All things considered, Montreal has a pretty great transit system. But the STM still often leaves customers frustrated. Frequent bus breakdowns and interruptions accross the metro lines cause delays in the daily commute of over a million daily users.
A report by the Gazette shows that the STM is facing some serious maintenance issues right about now. Not only are more buses breaking down than ever before, but the STM is reducing its maintenance staff. This is translatting into more delays for passengers.
TL;DR STM buses are breaking down more than ever before, in part due to the changes made to the refuelling system. On top of this, the STM has cut down on maintenance staff. There are therefore less buses on the roads, and many STM drivers cannot drive along their routes, and are forced to sit around and do nothing.

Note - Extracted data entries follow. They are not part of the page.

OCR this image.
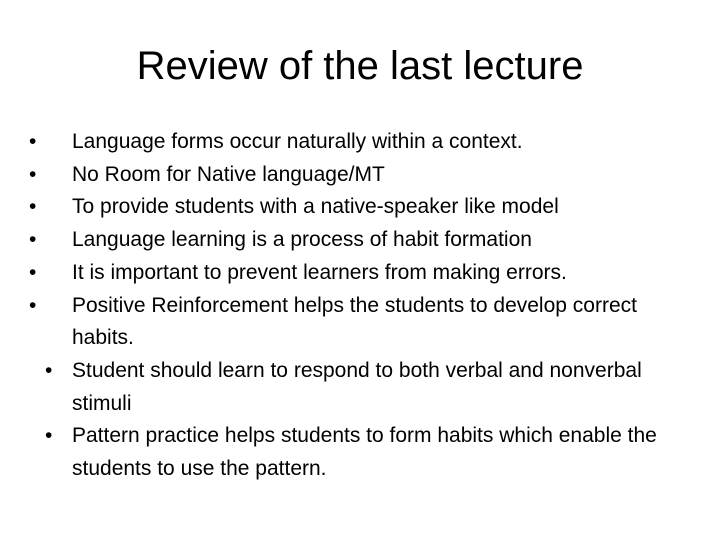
Review of the last lecture
• Language forms occur naturally within a context.
• No Room for Native language/MT
• To provide students with a native-speaker like model
• Language learning is a process of habit formation
• It is important to prevent learners from making errors.
• Positive Reinforcement helps the students to develop correct habits.
• Student should learn to respond to both verbal and nonverbal stimuli
• Pattern practice helps students to form habits which enable the students to use the pattern.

The Gazette reports that more buses are breaking down than ever before. To meet its schedule during rush hour, the STM estimates that it need 1,407 buses on the road. On Thursday morning there were only a little over 1,200 buses on the roads. That means that over 31% of STM buses were parked or waiting for repairs. How did this happen?
The first cause of this is that, even before the winter weather set in, a large number of buses were out of order and waiting for repairs. The difficult winter weather has further complicated things, stated STM spokesperson Alain Legault to the Gazette, going on to say that everyday is a challenge.
More buses are breaking down for reasons other than the weather. In an effort to save money, the STM has switched from refuelling buses everyday, instead refuelling on an as-needed basis. This cuts down the number of employees who need to work on fuelling buses.
This is a little complicated, however, because buses are not equipped with a fuel gauge that can tell drivers when fuel levels are low. Many buses therefore break down unexpectedly, leaving drivers unable to complete their routes.
On January 25, 40 buses were left at the Anjou bus station because they had no more fuel. The STM estimates that this has, however, saved the agency $1,000,000 per year.
Delays are exacerbated by the lack of maintenance staff. Staff are unable to refuel the buses fast enough because of cuts to their teams. There are 230 fewer maintenance employees now than there were in 2015.
Now, when a bus breaks down, one maintenance staff member must drive a new bus out to the place where the other bus broke down to replace it. Another mechanic has to come with a tow truck to tow away the fuel-less bus.
Renée Frenette, president of the STM's maintenance union, estimates that this method costs about as much as what the STM saves in fuel costs and maintenance staff cuts. He goes on to tell the Gazette that his staff has had to log multiple overtime hours, and that many are burning out.
Mechanics working on buses have logged on average over 200 hours of overtime work per employee. And because the mechanics are so preoccupied with buses running out of fuel, they are not using their time properly.
Frenette goes on to mention that, due to the shortage of buses, bus drivers must sit around and wait for available vehicles. These drivers are paid despite being unable to do their jobs.
The STM has made no further comments about this situation.